John Locke'un akılcılık kavramı neyi ifade etmektedir?
Akılcılık: Locke'a göre insanlar akla sahiptir. Doğa durumunda, akıllarını kullanarak doğal yasayı kavrayıp buna uygun bir yaşam sürerler. Yine akılcıl oldukları için göreceğimiz üzere, doğa durumunu terk edip bir sözleşmeyle devlet durumuna geçebileceklerdir.
John Locke'a göre doğal yasa ve doğal haklar ne anlama gelmektedir?
Doğal yasa gerçekte akıl yasasıdır. Doğa durumunda, tüm zamanlar ve yerler için geçerli olan evrensel ilkeler vardır. Bütün insanlara seslenen ve nasıl davranılması gerektiğini belirten bu ilkeler, Locke’un deyişiyle doğal yasadır. Akılla kavranan doğal yasa, insanların doğuştan sahip olduğu temel doğal hakların bulunduğunu ortaya koyar. Bunlar, “yaşam, özgürlükler ve mallara” sahip olma haklarıdır.
John Locke eşitlik kavramı ile neyi ifade etmektedir?
Eşitlik: Doğa durumundaki eşitlik, her insanın eşit bir biçimde akla sahip olması ve doğal haklarından yararlanması demektir. Bu bağlamda Locke, doğal yasanın her insana saldırgan kişi ya da kişileri “yargılama ve cezalandırma” hakkı tanımasının da eşitliği içerdiğini belirtir. Daha açıkçası, doğal yasaya karşı gelen ve başkalarının temel haklarını çiğneyen bir kişiyi, herkesin eşit olarak yargılama ve cezalandırma hakkı bulunmaktadır.
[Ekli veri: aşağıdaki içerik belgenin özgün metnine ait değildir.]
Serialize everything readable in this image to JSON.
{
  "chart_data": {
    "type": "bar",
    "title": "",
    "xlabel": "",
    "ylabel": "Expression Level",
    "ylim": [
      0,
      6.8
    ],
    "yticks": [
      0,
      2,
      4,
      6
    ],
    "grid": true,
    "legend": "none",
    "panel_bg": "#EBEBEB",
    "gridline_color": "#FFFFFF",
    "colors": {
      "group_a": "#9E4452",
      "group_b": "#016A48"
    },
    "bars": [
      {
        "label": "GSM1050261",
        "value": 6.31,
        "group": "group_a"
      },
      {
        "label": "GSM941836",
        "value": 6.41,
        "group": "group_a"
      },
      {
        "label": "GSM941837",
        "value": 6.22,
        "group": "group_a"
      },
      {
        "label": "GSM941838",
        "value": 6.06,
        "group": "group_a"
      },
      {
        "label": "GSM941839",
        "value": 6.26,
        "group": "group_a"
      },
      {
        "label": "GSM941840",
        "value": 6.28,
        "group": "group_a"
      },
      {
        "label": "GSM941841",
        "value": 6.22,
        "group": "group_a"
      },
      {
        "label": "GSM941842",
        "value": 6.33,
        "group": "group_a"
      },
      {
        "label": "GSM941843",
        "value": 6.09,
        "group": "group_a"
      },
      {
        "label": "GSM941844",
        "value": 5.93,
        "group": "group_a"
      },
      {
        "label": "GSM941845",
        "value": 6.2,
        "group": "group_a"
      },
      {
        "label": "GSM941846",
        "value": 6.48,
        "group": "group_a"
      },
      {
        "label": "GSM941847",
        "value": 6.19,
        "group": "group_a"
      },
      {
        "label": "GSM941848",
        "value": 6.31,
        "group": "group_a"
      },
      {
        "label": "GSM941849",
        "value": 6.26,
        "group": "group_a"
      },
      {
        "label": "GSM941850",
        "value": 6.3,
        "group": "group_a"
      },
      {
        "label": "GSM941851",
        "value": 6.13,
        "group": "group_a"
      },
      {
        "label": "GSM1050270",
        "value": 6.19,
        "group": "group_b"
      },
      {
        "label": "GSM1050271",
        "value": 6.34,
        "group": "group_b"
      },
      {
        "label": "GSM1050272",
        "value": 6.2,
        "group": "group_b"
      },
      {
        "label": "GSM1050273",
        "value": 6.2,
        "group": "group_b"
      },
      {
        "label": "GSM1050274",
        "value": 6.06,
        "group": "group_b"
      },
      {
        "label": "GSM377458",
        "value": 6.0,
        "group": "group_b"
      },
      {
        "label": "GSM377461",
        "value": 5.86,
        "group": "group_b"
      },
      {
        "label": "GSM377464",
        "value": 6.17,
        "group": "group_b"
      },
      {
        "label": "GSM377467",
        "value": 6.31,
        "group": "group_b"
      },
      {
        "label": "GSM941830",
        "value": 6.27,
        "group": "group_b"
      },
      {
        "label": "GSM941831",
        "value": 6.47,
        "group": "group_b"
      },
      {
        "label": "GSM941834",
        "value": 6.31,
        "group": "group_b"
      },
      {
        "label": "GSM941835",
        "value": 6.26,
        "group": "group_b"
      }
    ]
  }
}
Locke'a göre özgürlüğün sınırı nedir?
Locke'a göre doğa durumundaki bu özgürlük, “başıboşluk” anlamına gelmez. Özgürlüğün sınırı doğal yasayla belirlenir: “Her insanın kendi kişiliğini ve mallarını kullanmada denetlenemez bir özgürlüğü olmasına karşın”, bu kullanımı engellemeyen herhangi bir kişiye zarar verme özgürlüğü yoktur.
Locke'a göre geniş ve dar anlamıyla mülkiyet ne anlama gelmektedir?
Locke’a göre biri geniş diğeri dar olan iki anlama sahiptir. Geniş anlamıyla mülkiyet, yaşamı, özgürlükleri ve malları ifade etmektedir. Dar anlamıyla mülkiyet ise sadece malları kapsamaktadır.
John Locke'a göre çoğunluk ilkesi ne anlama gelmektedir?
Çoğunluk İlkesi: Bir toplumda, bir toplulukta ya da bir mecliste çoğunluğun kararının geçerli olarak kabul edilmesidir. Locke’un deyişiyle “bir topluma katılmakla, çoğunluğa karar verme ve uygulama hakkını tanımak aynı şeydir.”
Güçler ayrımı kuramı kim tarafından ortaya atılmıştır ve anlama gelmektedir?
Güçler Ayrımı Kuramı'nın Montesquieu tarafından ortaya konduğu kabul edilir ve başta XVIII. yüzyıldaki Amerikan ve Fransız anayasaları olmak üzere tüm demokratik anayasalarda şu ya da bu şekilde yer bulur. Bu kuramın klasik biçimine göre yasama, yürütme ve yargı güçleri farklı kişilerden oluşan farklı organların ellerine bırakılmış ve aralarında bir denge-fren sistemi kurulmuştur.